En bas, le Coq en est venue aux pattes avec le tueur de slasher, et je peux voir qu’il tente de lui planter le bec dans le grand œil noir de son masque. Le Cochon a fait basculé la Chatte au sol et l’a immobilisé, mais elle tente encore de le griffer et de le mordre pour le repousser.

De son côté, Batman est coriace, et le voilà qui repart à la charge, grimpant à toute vitesse pour me rejoindre sur le toit. Ennuyé, je saisis une tuile, et la lance dans sa direction. Habile, il l’évite, et se rue sur moi. Alors qu’il va m’attraper, je saute le plus haut possible, et passe au dessus de lui. J’en profite pour lui assener un violent coup de brique derrière le crâne. J’exulte. Lui ne bouge plus.
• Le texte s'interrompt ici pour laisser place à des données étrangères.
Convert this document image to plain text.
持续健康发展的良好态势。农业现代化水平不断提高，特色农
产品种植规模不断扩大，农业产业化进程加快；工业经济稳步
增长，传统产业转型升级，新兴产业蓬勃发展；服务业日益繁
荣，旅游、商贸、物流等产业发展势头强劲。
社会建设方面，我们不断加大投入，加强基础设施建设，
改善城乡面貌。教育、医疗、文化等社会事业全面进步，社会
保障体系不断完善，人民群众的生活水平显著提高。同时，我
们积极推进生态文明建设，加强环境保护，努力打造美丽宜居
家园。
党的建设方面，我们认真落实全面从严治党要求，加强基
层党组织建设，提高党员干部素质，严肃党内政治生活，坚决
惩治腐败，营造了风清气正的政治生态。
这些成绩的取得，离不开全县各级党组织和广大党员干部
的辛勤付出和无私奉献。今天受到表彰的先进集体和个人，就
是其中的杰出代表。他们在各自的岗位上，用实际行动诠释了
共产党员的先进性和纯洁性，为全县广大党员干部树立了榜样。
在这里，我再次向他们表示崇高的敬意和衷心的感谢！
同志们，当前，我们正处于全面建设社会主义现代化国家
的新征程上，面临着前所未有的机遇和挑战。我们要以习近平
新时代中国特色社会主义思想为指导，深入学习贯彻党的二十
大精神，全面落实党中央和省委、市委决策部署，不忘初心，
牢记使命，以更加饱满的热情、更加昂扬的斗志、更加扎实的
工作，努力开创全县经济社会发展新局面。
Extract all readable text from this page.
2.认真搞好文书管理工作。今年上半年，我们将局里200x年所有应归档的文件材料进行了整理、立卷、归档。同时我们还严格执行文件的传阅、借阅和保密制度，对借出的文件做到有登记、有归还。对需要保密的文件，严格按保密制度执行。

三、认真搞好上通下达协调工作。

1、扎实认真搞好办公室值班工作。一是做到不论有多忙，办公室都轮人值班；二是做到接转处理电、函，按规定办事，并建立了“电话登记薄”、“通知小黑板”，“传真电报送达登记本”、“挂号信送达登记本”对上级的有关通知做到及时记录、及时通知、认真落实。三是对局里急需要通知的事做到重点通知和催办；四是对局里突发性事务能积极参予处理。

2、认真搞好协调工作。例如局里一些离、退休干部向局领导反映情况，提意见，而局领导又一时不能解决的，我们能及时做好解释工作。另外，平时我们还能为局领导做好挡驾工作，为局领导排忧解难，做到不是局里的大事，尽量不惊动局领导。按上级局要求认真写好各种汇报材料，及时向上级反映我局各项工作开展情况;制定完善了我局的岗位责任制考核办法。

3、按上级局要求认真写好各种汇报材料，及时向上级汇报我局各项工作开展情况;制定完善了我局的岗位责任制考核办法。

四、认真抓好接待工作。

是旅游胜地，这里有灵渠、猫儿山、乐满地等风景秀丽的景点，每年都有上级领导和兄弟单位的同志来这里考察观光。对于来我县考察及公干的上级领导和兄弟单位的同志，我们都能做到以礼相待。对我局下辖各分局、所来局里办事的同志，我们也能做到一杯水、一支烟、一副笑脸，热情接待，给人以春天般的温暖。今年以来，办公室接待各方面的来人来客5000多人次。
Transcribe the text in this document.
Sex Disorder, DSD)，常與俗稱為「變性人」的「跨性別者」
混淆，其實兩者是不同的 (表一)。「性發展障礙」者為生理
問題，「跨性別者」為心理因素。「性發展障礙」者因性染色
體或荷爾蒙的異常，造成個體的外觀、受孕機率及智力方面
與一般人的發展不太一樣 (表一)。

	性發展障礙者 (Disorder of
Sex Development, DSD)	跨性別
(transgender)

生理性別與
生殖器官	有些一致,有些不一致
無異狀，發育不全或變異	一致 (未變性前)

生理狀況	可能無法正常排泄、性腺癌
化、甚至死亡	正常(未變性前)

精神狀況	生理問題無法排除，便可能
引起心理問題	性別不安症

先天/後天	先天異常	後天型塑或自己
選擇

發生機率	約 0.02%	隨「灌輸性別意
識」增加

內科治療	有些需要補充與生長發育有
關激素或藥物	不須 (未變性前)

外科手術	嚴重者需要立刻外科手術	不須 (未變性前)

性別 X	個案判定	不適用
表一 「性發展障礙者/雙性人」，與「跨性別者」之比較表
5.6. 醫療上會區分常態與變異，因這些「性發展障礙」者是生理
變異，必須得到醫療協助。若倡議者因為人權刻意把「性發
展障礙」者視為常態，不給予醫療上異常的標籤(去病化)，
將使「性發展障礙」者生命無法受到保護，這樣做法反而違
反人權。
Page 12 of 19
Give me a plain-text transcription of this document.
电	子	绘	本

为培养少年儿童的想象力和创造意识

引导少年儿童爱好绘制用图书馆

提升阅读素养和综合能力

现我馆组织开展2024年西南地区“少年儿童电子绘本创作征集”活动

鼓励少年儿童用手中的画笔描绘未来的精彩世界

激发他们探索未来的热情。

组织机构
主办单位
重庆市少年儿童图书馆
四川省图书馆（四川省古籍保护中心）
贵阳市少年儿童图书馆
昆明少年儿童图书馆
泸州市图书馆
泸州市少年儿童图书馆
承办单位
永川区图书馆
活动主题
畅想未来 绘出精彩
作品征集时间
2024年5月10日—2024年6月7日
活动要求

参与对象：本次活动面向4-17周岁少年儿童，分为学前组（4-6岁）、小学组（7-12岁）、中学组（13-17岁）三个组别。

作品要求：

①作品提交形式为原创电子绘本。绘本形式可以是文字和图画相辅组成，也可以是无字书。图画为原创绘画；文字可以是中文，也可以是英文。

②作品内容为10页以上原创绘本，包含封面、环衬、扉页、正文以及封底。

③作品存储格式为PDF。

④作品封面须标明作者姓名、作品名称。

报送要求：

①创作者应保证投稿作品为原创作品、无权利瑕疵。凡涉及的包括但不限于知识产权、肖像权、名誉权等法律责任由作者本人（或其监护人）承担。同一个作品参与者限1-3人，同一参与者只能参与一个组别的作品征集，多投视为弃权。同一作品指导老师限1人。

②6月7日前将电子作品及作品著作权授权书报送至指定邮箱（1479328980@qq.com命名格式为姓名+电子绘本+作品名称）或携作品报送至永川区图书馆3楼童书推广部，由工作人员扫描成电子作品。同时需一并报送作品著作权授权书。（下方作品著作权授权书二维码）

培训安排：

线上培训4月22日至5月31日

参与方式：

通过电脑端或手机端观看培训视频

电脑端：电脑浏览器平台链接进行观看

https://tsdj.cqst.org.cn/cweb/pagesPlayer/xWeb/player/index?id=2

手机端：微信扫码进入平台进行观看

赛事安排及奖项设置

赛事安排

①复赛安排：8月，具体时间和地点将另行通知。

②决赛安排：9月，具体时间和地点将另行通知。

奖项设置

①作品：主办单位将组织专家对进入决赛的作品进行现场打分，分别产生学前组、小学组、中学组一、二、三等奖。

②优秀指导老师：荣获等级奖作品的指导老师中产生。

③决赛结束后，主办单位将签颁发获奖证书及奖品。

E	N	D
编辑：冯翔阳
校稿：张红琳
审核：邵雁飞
En bas, la soirée s’est transformée en bataille rangée. Les rares invités qui ne portent pas de masque ont quitté les lieux dans un cris, et au milieu du jardin, ma basse cour préférée s’en donne à cœur joie. Le Coq a finalement atteint les yeux de Scream, et ce dernier rampe pour tenter de s’éloigner de la cohue. Le Cochon, quant à lui, est toujours allongé sur la Chatte, qui ne résiste plus du tout. Il se relève enfin, poussé par l’homme au visage de lune à qui il assène un vilain coup de croc au ventre. Excité par l’odeur du sang, un Chien en costard jappe à côté du Coq, qui s’en prend maintenant à un petit oiseau voulant défendre la propriétaire.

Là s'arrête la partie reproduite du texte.